Rumah Boleh Hancur, Masa Depan Jangan

Dahan-dahan tampak berseri-seri, bau bunga bermekaran cantik-cantiknya, diselingi semarak lagu 21-Guns karya Green Day.

“Your faith on broken glass, and the hangover doesn’t pass, nothing ever built to last, you’re in ruins.”

Aku termenung di meja makan. Semilir angin menggoyahkan setiap ranting perasaanku. Sepasang mataku bernaung pada hasrat yang mencabik-cabik, terisak-isak, dan mencumbu segala kenanganku. Dulu keluargaku selalu hangat dan puas dalam perbincangan, menguap segala gurau, kini tertegun parau, sebelum larut tangisan yang sia-sia ini.

Aura meja makan membuatku merasa sulit menghembuskan napas. Seperti jerit yang meminta tolong. Kulihat seenggok daging ikan seperti diriku, itu membuatku jadi sedih. Aku tidak pernah melihat ikan menangis, tapi ikan pasti memiliki empati.

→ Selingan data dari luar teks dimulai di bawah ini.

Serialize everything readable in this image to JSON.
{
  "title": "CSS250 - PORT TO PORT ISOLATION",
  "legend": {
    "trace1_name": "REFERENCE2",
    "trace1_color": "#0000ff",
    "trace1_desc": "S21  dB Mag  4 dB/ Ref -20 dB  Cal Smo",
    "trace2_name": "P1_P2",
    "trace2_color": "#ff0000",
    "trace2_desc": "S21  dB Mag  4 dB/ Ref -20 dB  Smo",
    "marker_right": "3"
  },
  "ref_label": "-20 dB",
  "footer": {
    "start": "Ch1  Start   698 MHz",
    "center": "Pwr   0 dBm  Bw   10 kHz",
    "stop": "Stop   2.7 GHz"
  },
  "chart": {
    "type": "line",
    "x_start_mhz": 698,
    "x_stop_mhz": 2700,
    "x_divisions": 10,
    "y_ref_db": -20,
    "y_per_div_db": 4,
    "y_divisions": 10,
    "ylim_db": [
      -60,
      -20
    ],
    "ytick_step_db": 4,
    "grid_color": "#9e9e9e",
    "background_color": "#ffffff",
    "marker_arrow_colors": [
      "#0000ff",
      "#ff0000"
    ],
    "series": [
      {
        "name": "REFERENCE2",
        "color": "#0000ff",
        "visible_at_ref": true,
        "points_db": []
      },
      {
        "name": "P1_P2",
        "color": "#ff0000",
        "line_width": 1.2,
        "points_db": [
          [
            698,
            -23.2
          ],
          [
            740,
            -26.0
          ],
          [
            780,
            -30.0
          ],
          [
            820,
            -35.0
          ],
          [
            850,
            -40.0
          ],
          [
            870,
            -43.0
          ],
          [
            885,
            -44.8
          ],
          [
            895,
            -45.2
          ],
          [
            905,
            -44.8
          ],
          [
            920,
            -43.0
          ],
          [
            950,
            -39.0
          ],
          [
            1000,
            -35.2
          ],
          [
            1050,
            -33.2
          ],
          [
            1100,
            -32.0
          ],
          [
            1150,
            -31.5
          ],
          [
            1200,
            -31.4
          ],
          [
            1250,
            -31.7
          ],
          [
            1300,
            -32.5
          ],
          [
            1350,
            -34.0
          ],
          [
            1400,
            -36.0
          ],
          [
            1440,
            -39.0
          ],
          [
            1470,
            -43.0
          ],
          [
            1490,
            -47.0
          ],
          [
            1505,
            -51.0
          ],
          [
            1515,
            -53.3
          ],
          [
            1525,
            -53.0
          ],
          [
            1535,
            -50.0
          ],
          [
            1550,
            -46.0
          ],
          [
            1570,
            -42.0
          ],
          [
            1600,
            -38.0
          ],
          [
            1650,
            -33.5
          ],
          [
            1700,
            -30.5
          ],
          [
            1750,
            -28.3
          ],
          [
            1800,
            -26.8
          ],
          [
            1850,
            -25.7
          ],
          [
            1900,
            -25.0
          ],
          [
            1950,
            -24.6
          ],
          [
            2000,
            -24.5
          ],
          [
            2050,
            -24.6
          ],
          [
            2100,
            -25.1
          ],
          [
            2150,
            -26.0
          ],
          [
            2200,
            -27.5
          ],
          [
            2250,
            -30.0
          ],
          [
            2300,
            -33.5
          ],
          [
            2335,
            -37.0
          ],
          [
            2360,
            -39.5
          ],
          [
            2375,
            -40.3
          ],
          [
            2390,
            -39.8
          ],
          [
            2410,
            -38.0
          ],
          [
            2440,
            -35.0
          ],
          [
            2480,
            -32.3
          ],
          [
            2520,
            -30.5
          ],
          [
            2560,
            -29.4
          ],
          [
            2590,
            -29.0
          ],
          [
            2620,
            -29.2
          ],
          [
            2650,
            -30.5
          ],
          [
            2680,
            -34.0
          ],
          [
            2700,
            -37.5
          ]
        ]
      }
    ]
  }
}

Seperti kerumunan semut-semut harmonis, terbaluti keringat simpati, mencium makanan siapa saja, dan penuh ambisi, penuh kegembiraan, tanpa khawatir, bahwa salah satu dari kerumunannya mungkin terasingkan. Suatu pemandangan yang membuatku kagum. Hingga aku tak bisa melakukan apa-apa.

Aku ingin menghancurkan sesuatu sampai hingar-bingar, sampai hatiku selaras dengan pemberontakan. Tapi apakah dengan melampiaskan sesuatu dapat meredakan perih? Tidak ada yang abadi hingga waktu mengikisnya secara perlahan, sekalipun keluargaku.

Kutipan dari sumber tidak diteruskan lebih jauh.